# Hyperparameter Tuning
## Hyperparameters - list by importance
1. $\alpha$, learning rate
2. $\beta$, momentum term; #hidden units; #mini-batch size
3. #layers; learning-rate decay
4. $\beta_1$, momentum term; $\beta_2$, RMS term; $\epsilon$, correction term

## Hyperparameter search
Choose random points instead of using a grid.

Continue to randomly choose hyperparameter values from a smaller optimal area

### Appropriate Scale
In the scale [0.0001, 1], choose equivalently between each digit.

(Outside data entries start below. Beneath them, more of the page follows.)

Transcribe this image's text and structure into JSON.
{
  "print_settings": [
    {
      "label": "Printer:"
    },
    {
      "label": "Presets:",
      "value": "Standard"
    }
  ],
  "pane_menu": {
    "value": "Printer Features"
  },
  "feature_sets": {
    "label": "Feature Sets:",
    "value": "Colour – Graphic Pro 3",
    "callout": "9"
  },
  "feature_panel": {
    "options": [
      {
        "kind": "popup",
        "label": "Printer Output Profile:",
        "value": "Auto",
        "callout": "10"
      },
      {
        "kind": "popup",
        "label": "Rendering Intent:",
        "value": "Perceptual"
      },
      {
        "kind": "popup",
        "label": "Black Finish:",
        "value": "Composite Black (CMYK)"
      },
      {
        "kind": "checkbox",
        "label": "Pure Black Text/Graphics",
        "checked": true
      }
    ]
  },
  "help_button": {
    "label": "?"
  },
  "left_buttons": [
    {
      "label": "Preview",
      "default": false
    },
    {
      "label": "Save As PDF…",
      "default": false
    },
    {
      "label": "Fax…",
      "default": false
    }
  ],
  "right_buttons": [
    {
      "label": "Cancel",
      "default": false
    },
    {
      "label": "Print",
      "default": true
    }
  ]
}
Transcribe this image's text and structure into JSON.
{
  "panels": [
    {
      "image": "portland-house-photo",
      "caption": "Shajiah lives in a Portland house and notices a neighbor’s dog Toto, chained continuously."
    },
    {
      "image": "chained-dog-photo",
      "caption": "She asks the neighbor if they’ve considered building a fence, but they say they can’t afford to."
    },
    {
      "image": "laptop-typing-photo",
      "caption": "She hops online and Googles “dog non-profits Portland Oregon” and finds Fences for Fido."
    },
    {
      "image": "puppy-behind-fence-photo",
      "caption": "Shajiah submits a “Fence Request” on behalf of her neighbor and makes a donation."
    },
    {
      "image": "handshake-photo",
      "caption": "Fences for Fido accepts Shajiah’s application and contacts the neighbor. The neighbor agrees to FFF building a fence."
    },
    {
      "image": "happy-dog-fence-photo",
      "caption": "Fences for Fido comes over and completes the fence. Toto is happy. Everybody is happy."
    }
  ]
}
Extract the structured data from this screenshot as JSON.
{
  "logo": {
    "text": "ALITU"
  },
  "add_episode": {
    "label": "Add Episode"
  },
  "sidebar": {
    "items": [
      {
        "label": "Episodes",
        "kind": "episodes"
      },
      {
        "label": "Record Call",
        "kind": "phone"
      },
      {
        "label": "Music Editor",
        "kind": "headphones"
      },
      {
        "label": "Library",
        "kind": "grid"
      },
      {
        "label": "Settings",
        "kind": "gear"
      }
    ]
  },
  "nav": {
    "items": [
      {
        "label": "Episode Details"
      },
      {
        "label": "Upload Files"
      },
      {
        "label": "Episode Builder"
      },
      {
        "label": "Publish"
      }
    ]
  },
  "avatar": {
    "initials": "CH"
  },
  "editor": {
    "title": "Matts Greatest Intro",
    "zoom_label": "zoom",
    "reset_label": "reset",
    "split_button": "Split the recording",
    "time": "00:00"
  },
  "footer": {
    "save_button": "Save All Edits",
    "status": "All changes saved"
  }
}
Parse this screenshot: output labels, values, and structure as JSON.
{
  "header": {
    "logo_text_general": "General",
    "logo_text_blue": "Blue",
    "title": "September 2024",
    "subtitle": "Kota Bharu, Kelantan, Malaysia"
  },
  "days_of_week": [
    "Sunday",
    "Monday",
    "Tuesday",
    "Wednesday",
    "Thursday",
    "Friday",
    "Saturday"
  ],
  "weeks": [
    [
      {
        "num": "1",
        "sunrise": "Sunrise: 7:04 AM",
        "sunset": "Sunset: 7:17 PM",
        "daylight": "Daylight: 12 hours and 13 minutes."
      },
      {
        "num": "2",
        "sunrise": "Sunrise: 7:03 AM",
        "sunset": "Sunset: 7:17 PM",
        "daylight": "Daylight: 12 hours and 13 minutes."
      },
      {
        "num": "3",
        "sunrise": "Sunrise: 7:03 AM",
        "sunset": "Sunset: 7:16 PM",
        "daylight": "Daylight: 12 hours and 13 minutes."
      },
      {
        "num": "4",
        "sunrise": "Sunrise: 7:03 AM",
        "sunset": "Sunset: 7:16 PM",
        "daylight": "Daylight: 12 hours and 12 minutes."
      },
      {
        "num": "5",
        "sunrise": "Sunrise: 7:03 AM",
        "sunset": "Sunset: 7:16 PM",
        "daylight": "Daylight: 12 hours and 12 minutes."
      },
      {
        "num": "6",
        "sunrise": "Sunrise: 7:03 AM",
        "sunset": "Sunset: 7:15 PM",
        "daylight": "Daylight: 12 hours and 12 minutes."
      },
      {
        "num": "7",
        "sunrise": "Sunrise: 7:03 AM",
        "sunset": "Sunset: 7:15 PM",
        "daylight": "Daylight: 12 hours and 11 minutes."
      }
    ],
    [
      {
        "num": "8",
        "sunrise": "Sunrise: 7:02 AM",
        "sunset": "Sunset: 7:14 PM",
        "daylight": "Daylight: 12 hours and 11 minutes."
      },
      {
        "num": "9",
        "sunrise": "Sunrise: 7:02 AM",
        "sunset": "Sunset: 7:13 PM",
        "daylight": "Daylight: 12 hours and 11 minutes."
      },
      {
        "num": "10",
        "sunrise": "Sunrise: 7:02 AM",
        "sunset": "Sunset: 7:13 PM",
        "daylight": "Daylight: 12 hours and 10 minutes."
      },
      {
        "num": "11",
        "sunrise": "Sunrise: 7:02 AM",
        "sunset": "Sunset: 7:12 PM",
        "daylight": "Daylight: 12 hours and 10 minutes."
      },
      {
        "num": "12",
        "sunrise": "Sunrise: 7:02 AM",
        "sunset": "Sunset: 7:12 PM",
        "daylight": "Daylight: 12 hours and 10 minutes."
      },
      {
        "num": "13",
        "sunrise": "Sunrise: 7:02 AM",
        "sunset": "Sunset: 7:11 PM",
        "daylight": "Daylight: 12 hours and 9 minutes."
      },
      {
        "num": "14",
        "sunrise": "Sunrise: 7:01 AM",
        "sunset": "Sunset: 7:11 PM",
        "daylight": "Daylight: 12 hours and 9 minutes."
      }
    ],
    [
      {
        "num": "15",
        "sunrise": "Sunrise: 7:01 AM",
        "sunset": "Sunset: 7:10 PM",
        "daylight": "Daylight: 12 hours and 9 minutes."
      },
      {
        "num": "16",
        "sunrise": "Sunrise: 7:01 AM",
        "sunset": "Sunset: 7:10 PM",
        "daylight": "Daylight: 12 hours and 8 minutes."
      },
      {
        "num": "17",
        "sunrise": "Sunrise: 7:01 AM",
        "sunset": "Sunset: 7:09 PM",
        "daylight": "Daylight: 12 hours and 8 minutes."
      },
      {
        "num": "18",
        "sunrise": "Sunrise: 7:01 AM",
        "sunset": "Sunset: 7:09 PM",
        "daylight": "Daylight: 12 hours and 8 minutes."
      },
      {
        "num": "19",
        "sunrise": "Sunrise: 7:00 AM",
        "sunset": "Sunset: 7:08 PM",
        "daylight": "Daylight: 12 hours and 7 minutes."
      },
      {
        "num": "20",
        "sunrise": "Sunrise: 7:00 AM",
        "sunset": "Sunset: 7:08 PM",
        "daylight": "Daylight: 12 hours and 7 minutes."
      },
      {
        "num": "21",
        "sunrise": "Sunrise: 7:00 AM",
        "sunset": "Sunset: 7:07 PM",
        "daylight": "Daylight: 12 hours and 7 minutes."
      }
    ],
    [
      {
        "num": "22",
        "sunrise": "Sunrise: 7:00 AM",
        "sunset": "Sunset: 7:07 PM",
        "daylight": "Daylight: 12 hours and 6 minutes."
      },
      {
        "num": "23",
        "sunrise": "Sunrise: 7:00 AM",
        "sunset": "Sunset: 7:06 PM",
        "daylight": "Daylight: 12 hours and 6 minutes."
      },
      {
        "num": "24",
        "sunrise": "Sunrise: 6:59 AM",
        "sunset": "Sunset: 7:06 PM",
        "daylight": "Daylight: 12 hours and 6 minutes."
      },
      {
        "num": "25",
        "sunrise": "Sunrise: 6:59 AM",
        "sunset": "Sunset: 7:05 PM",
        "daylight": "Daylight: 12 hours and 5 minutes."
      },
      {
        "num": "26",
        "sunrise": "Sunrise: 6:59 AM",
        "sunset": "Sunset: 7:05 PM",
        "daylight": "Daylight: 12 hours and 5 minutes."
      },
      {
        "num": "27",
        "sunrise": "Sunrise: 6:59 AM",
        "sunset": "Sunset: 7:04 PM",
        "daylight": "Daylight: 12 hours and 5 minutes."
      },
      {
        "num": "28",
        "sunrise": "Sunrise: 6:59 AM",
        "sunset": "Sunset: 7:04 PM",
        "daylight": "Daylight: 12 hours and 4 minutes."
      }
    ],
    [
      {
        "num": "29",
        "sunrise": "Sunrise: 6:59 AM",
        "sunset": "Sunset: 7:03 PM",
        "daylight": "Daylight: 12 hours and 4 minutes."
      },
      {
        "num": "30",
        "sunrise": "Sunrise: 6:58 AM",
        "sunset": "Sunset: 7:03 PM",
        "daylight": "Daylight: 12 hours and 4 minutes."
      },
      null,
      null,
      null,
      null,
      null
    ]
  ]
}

$r = -4*np.random.rand()$, $r\ \epsilon\ [-4, 0]$

$\alpha = 10^r$, $\alpha\ \epsilon\ [10^{-4}, 1]$

the boundaries of $r [a, b]$ are logrithmic

As for $\beta$, $0.9 \sim 0.999$ for example, the scale is regard to $1-\beta$

In this case, $r\ \epsilon\ [-3, -1]$, $\beta = 1 - 10^r$, $\beta\ \epsilon\ [0.9, 0.999]$

## Two approaches to tune a model
1. Panda: babysit a model by gradually tuning each hyperparameter - for low computational resources
2. Caviar: parallelly trying different sets of hyperparameters and choose the best performance

## Batch Normalization - Normalizing Activations in a Network
To stabilize later layers' training, maintain the standard deviation and mean even though input might change

As normalizing $X$, normalize $Z^{[l]}$ to improve the learning of $W^{[l+1]}$ and $b^{[l+1]}$

Take $Z^{[l]} = [z^{(1)}, z^{(2)}, ..., z^{(m)}]$

$\mu = \frac{1}{m}\sum_{i}{}z^{(i)}$, the sum is regard to $m$ examples, $\mu$ is a vector of $(n^{[l]}, 1)$

$\sigma^2 = \frac{1}{m}\sum_{i}{}(z^{(i)} - \mu)^2$, 

$z^{(i)}_{norm} = \frac{z^{(i) - \mu}}{\sqrt{\sigma^2\ +\ \epsilon}}$, has mean = 0 and standard deviation = 1

$\widetilde{z}^{(i)} = \gamma z^{(i)}_{norm} + \beta$, has mean = $\beta$ and standard deviation = $\gamma$; if $\gamma = \sqrt{\sigma^2 + \epsilon}$, $\beta = \mu$, $\widetilde{z}^{(i)} = z^{(i)}_{norm}$

$\beta^{[l]}$ is for batch normalization, different from optimization hyperparameters $\beta, \beta_1, \beta_2$

$\epsilon$ is used to prevent $\sigma = 0$

$b^{[l]}$ is useless in batch normalization, for adding the same constant $b^{[l]}_i$ to one row of data doesn't change the z-score

Has a little regularization effect as "drop out", since batch norm adds noise to units

### Batch Norm at Test Time
Instead of mini batches, test data are one at a time

In this case, $\mu$ and $\sigma$ should be using values derived from training

For layer $l$, $X^{\{t\}} \to \mu^{\{t\}[l]}, \sigma^{\{t\}[l]}$

$\mu =$ exponentially weighted average of $\mu^{\{t\}[l]}$, and $\sigma =$ exponentially weighted average of $\sigma^{\{t\}[l]}$, then use in calculating $\widetilde{z}^{(i)}$

(Is $\mu$ with respect to one layer or it's a constant across layers?)